ハンセン病とはどんな感染症か

 らい菌による慢性感染症で、主に皮膚と末梢神経に病変が生じます。日本では感染源になる人はほとんどいません。たとえ感染しても、現在の日本では発症することはまずありません。もちろん遺伝はしません。
 従来「らい」「癩(らい)」などの言葉が用いられてきましたが、現在は偏見・差別を助長するものとして使いません。

症状の現れ方

 自覚症状のない皮疹(ひしん)(皮膚の表面にできる発疹)や、知覚障害によるやけどやけがなどで気づきます。ハンセン病の皮疹はかゆみのない紅斑(こうはん)、丘疹(きゅうしん)、結節、環状斑などさまざまで、ハンセン病に特異な皮疹はありません。
 皮疹にほぼ一致して知覚(触った感じ、痛み、熱い冷たいの感覚)が鈍くなったり麻痺を認めます。診断や治療が遅れると神経がはれたり、運動障害(手足が曲がるなど)を伴うこともあります。

検査と診断

 らい菌の検出が重要です。現在のところ、らい菌の培養は不可能なので、(1)皮膚症状のある部位にメスを刺して組織液を採取する皮膚スメア検査、(2)皮膚の病理組織を抗酸菌(こうさんきん)染色する検査、(3)らい菌に特異的な遺伝子(DNA)を証明する検査がありますが、これらのうち複数の検査が行われています。
 皮疹部とその周辺、顔や手足の神経学的(触った感じ、痛み、熱い冷たいの感覚)検査を行います。神経の肥厚、運動障害なども調べます。
 日本では、(1)皮疹(自覚症状なし)、(2)神経症状(知覚障害、肥厚、運動障害)、(3)らい菌の検出、(4)病理組織学的検査の4項目を総合して診断します。なお、途上国では世界保健機関(WHO)の簡便な診断法が用いられています。

治療の方法

 治療はWHOの推奨する多剤併用療法に準じて行われています。

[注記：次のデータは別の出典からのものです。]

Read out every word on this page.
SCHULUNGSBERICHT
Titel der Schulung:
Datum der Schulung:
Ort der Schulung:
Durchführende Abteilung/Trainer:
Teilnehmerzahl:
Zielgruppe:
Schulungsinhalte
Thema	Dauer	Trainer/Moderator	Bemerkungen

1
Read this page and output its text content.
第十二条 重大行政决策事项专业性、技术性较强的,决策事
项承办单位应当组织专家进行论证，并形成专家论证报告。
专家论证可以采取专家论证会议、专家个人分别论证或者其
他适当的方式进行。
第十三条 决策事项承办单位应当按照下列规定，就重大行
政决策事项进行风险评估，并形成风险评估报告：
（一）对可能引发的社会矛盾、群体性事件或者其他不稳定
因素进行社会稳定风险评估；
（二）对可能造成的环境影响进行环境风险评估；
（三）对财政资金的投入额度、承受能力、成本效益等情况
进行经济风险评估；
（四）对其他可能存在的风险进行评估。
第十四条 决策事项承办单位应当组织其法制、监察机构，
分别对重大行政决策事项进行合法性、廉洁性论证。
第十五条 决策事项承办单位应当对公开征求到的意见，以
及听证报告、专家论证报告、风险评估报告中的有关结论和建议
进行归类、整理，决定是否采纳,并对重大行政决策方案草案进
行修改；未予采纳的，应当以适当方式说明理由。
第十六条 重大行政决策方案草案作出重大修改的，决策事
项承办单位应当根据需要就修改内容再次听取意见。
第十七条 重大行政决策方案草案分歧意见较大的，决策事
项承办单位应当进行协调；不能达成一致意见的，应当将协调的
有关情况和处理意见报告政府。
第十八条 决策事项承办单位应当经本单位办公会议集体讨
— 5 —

抗生物質(リファンピシン、DDS、クロファジミン)を内服します。
 ハンセン病は治る病気ですが、早期診断、早期治療、確実な内服を心がけ、後遺症を残さず耐性菌(たいせいきん)をつくらないようにすることが大切です。らい菌が多い(多菌型)患者さんは1〜数年間、らい菌の少ない(少菌型)患者さんは6カ月間の内服で治ります。

ハンセン病に気づいたらどうする

 皮膚科で診察を受けてください。診察はまず問診(出身地・出身国、小児期の居住地、家族歴、気づかずにいるやけどやけがの既往など)を行い、その後、皮膚症状、神経の所見、らい菌の証明、病理組織学的検査などを行います。

ハンセン病の歴史

 有効な治療薬がない時代には、病状が進み、顔面、手足などに皮疹および末梢神経障害などを形成しました。そのため、外見上の問題と手足の不自由による就労の困難などから、住民から疎外され、宗教上も差別され、法律でも隔離などの対策がとられました。
 さらに日本では、有効な治療薬の出現後も1996年まで「らい予防法」が存在し、偏見・差別、人権侵害の長い歴史が続きました。